Kasım 2010 içindeki 22 yayından en yeni 8 tanesi gösteriliyor. Daha eski yayınları göster
Kasım 2010 içindeki 22 yayından en yeni 8 tanesi gösteriliyor. Daha eski yayınları göster

30 Kasım 2010 Salı

RAFİNE - ANKARA

Rafine , Gamze Cizreli'nin Ankara'ya son armağanı. İran caddesinde Ivy Californian Brasserie zamanını hatırlayanlar olacaktır. Hani giriş katı Cheesecake Factory olan. İşte Rafine o binada.
Gamze Cizreli her daim yiyecek sektörünün öncüsü olmuş bir Ankaralı olarak yine farkını göstermiş ve yeni mekanında farklılık yaratmış. İçeri adımınızı atığınız andan itibaren Rafine'nin farkını hissediyorsunuz. Dekorasyonundaki "rafine" zevk insanın ruhunu okşuyor. Kullanılan her malzeme ince ince düşünülmüş ve uygulanmış , son derece kaliteli ve tümü birbiriyle uyumlu.  
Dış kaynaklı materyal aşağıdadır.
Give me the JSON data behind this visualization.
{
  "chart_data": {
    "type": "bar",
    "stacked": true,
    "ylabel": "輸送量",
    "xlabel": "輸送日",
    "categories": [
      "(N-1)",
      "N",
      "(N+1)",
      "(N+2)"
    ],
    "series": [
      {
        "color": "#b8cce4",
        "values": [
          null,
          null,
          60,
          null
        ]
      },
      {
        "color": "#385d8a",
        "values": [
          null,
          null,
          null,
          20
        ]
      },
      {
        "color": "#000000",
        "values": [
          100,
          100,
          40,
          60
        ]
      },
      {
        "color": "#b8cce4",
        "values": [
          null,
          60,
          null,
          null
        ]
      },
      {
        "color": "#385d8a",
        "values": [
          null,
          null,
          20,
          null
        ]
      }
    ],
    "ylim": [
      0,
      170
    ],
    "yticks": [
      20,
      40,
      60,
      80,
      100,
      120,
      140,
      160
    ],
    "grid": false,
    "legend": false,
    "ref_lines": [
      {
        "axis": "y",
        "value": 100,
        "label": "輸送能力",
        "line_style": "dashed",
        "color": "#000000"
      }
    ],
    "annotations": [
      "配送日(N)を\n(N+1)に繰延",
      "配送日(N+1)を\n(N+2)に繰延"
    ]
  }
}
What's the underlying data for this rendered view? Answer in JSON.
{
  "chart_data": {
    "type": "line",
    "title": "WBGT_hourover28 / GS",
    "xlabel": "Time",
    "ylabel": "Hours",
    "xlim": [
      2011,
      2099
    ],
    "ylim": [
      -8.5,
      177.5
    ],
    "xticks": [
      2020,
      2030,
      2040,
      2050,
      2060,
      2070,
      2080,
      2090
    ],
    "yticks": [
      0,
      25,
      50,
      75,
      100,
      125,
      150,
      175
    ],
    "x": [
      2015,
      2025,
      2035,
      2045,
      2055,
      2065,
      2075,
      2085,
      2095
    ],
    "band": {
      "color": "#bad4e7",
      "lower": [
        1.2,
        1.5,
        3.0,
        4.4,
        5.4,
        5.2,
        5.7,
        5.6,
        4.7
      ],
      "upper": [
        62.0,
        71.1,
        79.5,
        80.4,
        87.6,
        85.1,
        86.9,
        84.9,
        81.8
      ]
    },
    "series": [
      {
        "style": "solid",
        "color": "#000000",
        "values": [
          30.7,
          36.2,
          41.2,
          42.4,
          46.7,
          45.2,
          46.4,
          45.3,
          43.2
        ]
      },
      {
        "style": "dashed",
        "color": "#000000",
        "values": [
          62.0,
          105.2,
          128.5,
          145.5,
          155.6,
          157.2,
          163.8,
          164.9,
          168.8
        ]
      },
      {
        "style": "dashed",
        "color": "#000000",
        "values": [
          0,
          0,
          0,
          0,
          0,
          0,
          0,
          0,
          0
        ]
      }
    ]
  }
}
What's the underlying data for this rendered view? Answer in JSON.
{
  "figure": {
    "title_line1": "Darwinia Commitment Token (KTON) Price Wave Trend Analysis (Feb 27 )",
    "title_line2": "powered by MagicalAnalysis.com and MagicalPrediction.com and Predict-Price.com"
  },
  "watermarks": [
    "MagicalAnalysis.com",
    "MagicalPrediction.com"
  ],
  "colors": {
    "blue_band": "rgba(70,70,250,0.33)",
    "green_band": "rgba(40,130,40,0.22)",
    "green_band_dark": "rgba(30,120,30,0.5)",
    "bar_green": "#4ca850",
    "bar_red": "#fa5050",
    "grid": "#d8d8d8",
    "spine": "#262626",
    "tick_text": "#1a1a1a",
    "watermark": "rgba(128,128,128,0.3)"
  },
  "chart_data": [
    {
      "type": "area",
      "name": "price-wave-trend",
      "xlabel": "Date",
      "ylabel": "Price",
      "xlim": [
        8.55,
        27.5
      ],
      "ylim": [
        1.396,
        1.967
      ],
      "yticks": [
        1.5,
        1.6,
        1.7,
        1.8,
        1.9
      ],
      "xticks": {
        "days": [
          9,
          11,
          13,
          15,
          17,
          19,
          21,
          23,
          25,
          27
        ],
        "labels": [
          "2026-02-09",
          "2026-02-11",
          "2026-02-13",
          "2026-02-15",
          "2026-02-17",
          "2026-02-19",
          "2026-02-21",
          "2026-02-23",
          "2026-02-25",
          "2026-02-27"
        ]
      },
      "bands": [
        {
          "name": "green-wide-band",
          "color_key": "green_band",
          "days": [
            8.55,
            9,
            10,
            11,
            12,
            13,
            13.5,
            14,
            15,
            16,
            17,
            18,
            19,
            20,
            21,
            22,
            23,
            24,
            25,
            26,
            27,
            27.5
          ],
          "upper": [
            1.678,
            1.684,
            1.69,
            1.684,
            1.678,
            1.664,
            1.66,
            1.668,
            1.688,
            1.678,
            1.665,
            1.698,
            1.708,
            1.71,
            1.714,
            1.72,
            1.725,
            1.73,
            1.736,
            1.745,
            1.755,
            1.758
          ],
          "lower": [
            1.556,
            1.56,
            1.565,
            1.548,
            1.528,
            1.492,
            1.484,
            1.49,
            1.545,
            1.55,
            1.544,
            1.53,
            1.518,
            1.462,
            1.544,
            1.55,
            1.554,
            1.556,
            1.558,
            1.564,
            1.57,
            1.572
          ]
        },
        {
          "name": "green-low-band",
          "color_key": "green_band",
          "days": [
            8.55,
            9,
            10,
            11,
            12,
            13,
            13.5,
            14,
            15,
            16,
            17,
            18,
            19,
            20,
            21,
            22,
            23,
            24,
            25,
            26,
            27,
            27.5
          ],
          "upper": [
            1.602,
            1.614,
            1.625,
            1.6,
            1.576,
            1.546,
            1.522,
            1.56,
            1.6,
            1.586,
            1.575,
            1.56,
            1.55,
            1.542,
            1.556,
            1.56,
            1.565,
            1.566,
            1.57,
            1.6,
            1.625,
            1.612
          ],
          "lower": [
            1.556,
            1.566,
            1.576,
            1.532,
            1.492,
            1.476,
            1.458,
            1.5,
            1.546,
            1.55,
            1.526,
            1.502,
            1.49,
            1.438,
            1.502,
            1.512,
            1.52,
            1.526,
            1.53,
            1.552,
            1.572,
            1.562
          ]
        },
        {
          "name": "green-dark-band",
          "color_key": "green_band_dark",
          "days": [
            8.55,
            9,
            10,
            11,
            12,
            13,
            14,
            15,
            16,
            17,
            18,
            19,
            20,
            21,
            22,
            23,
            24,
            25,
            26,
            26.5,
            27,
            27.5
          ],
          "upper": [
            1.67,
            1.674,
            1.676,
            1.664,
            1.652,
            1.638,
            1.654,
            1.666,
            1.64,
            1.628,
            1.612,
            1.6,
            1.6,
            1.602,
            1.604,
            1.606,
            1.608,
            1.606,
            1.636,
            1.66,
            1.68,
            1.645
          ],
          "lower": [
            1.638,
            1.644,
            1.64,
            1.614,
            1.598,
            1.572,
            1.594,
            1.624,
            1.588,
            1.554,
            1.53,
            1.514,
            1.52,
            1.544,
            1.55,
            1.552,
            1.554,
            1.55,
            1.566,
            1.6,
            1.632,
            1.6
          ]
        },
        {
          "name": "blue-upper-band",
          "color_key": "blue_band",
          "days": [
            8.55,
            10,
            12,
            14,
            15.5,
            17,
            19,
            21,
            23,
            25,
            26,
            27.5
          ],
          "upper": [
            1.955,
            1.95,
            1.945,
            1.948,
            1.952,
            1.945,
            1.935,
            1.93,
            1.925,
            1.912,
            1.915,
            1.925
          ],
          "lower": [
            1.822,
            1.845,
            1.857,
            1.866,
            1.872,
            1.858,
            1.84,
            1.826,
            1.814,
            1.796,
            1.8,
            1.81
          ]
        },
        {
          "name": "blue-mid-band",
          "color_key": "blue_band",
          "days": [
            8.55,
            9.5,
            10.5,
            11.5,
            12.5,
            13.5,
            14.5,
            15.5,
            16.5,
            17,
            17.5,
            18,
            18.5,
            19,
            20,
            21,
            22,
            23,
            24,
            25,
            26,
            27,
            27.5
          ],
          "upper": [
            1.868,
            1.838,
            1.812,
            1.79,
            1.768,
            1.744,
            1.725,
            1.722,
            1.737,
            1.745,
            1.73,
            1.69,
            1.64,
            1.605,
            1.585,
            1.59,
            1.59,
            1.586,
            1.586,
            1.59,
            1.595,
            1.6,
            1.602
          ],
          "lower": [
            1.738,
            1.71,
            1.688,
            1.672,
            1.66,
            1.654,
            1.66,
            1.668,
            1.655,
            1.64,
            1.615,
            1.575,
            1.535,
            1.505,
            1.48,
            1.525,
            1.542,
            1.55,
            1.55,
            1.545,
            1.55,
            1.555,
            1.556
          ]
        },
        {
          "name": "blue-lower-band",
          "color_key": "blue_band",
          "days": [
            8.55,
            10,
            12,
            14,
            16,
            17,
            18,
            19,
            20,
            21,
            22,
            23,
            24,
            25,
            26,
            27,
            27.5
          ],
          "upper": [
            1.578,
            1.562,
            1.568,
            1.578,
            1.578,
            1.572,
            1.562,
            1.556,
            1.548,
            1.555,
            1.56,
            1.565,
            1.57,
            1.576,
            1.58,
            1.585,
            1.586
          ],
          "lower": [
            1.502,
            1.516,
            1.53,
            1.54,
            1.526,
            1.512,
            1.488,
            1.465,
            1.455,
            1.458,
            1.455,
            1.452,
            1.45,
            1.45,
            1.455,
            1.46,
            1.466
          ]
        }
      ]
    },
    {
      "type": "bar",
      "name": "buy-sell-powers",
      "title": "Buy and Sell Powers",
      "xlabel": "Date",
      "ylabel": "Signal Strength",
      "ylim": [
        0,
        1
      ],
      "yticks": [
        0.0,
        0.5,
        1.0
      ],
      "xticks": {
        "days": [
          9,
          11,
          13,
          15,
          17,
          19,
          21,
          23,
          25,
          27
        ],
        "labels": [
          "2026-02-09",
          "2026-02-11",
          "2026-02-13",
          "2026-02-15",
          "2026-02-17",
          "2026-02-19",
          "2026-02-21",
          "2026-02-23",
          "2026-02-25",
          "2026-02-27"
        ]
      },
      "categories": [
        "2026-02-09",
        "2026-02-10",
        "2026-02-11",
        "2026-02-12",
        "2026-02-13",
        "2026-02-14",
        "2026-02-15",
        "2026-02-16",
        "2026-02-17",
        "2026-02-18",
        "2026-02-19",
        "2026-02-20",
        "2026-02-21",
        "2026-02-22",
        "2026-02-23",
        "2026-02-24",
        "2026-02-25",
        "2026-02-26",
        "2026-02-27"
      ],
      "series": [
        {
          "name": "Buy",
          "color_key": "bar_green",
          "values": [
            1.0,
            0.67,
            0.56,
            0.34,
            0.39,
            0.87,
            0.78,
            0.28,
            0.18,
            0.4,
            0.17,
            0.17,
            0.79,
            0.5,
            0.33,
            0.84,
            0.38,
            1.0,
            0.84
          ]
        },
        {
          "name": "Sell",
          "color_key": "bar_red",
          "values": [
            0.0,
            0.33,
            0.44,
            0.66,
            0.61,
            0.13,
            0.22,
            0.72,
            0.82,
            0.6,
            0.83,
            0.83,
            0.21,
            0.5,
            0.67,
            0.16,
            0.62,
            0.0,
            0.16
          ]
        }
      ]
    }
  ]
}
Farklılık menüde de kendini gösteriyor. Değişik lezzetler birbirleriyle kullanılarak  daha önce görülmemiş tabaklar oluşturulmuş. Deniz ürünleri içli köfte , kuru meyveli tavuk , mürekkep ile panelenmiş levrek bunlardan bazıları.
Siparişin ardından zeytinyağı , peynir ve sıcacık taze ekmek geldi. Hepsi harika. 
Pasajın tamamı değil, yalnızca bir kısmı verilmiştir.